Estas situaciones difíciles vinculadas al cuidado de personas generan un alto estrés a quienes cuidan (también en las propias personas y en las familias), lo que no se arregla con una paga “por aguantar lo que toca”. Estas conductas complejas precisan de profesionales suficientes, bien formados, con habilidades para su abordaje y, en ocasiones, también de apoyos especializados sociosanitarios que busquen respuestas adecuadas a situaciones que, sin ser mayoritarias en los centros de personas mayores, suponen dificultades reales que no están todavía bien resueltas.
Los protocolos “anti-agresión”
Considero que también es necesario redefinir los actuales
protocolos “anti-agresión” que se aplican cuando un trabajador/a recibe puntualmente una
agresión por parte de una persona usuaria en un centro de atención a personas en
situación de fragilidad o dependencia. La mayoría son personas con deterioro cognitivo,
enfermedad mental o discapacidad intelectual. Personas altamente vulnerables.
Son protocolos que, habitualmente, se limitan a “sacar la
foto” del resultado final: el daño que se ocasiona al profesional. Ignoran o invisibilizan
qué estaba pasando o qué llevó a esta consecuencia final.
Es necesario dar un giro a estos procedimientos, denominarlos y diseñarlos desde otra mirada, de modo que realmente sirvan para recoger, documentar y analizar lo sucedido, permitiendo comprender y aprender de las secuencias de interacción/trato (bidireccionales) que se han producido y de este modo poder apoyar una actuación profesional basada en la buena praxis, avalada por la ética y por la evidencia científica.
Muchas veces, lo sabemos, estas reacciones
etiquetadas como “agresivas” son las únicas respuestas que una persona puede dar ante
situaciones que no comprende y ante las que pretende defenderse. Reacciones emocionales que son consecuencia de servicios
rígidos, de ratios insuficientes que no permiten ofrecer un cuidado realmente personalizado. Estos procedimientos deben
servir para proteger los derechos de las
personas (residentes y profesionales), identificar las posibles carencias de los servicios (de recursos, de
formación, de sus prácticas profesionales y organizativas, etc.) y asegurar así tanto el buen trato al profesional que cuida como a la persona que recibe atención.
En positivo, hacia una nueva
mirada al cuidado de larga duración
En este camino de cambio en el modelo y sistema de cuidados
de larga duración, tenemos todavía mucho trabajo por delante.
Por ello, es indispensable reflexionar y canalizar demandas que eviten la estigmatización.

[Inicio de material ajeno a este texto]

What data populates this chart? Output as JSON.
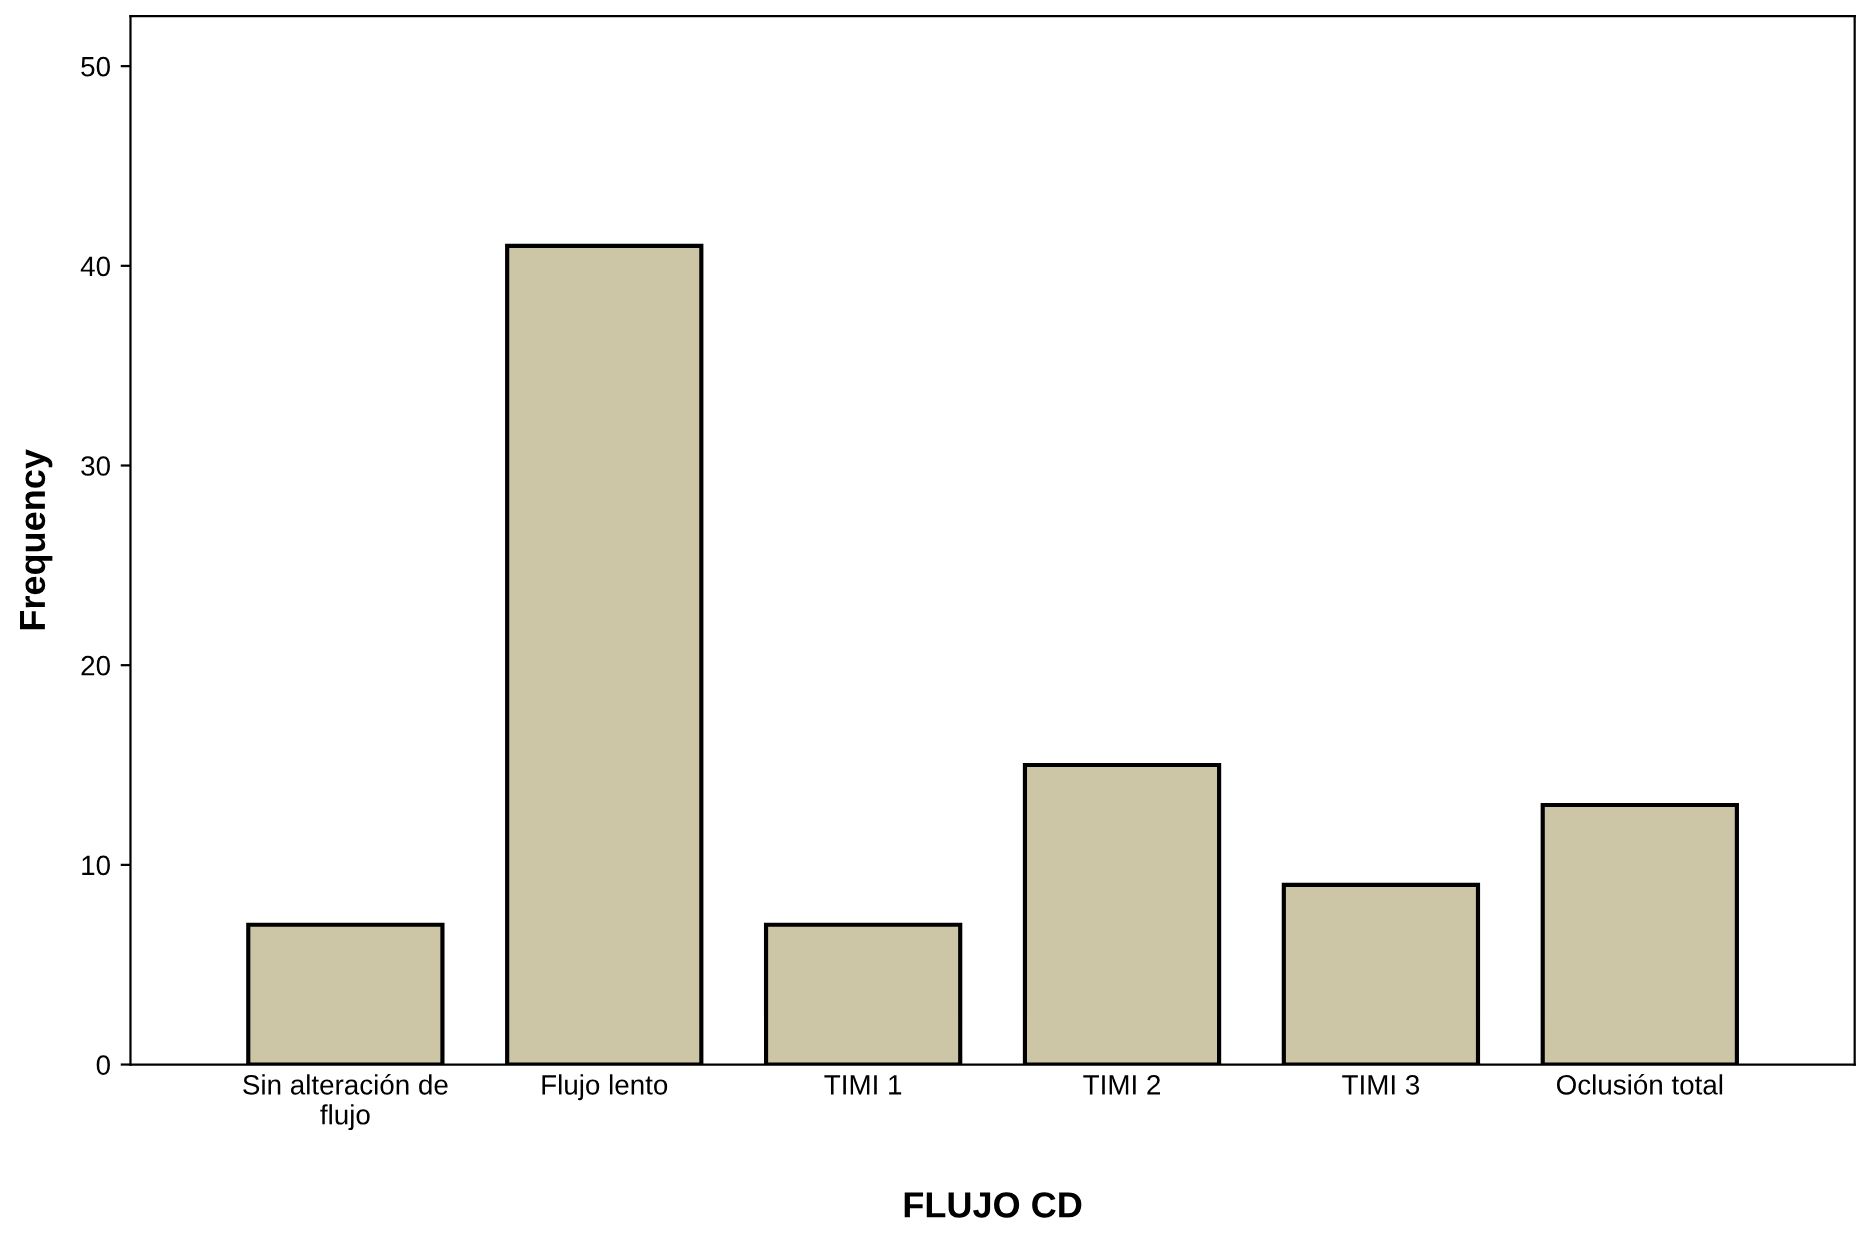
{
  "chart_data": {
    "type": "bar",
    "xlabel": "FLUJO CD",
    "ylabel": "Frequency",
    "categories": [
      "Sin alteración de\nflujo",
      "Flujo lento",
      "TIMI 1",
      "TIMI 2",
      "TIMI 3",
      "Oclusión total"
    ],
    "values": [
      7,
      41,
      7,
      15,
      9,
      13
    ],
    "color": "#cdc6a6",
    "ylim": [
      0,
      52.5
    ],
    "yticks": [
      0,
      10,
      20,
      30,
      40,
      50
    ],
    "grid": false
  }
}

Hago una llamada a situarnos en el marco ético del buen cuidado, al compromiso de los agentes implicados, al rigor y al respeto de los derechos de TODAS LAS PERSONAS, de quienes cuidan y de quienes reciben cuidados. Sin que se laceren los de unos por defender los de los otros.
Aprovecho este post para recomendar la lectura del Decálogo Nueva mirada al cuidado. Desterrando mitos, elaborado por la Red CuidAs, donde se comparten una serie de consideraciones pensando en las personas, en plural, implicadas en el cuidado: personas que reciben cuidados, profesionales y familias.
Construyamos un camino donde el cuidado dignifique a todas
las personas comprometidas con el mismo. Esto es posible si existe
diálogo constructivo y si este legítimo debate se lidera desde una reflexión que tome como base la ética.
Como dice el profesor Lakoff, “pensar de modo diferente, requiere
hablar de modo diferente”. Llevándolo al nuestro terreno: un nuevo modelo de
cuidados requiere de términos, de palabras, de pluses, de normas, y por supuesto
también de compromisos, alineados con otra mirada al cuidado. En este camino nos encontramos, afortunadamente, cada vez más personas.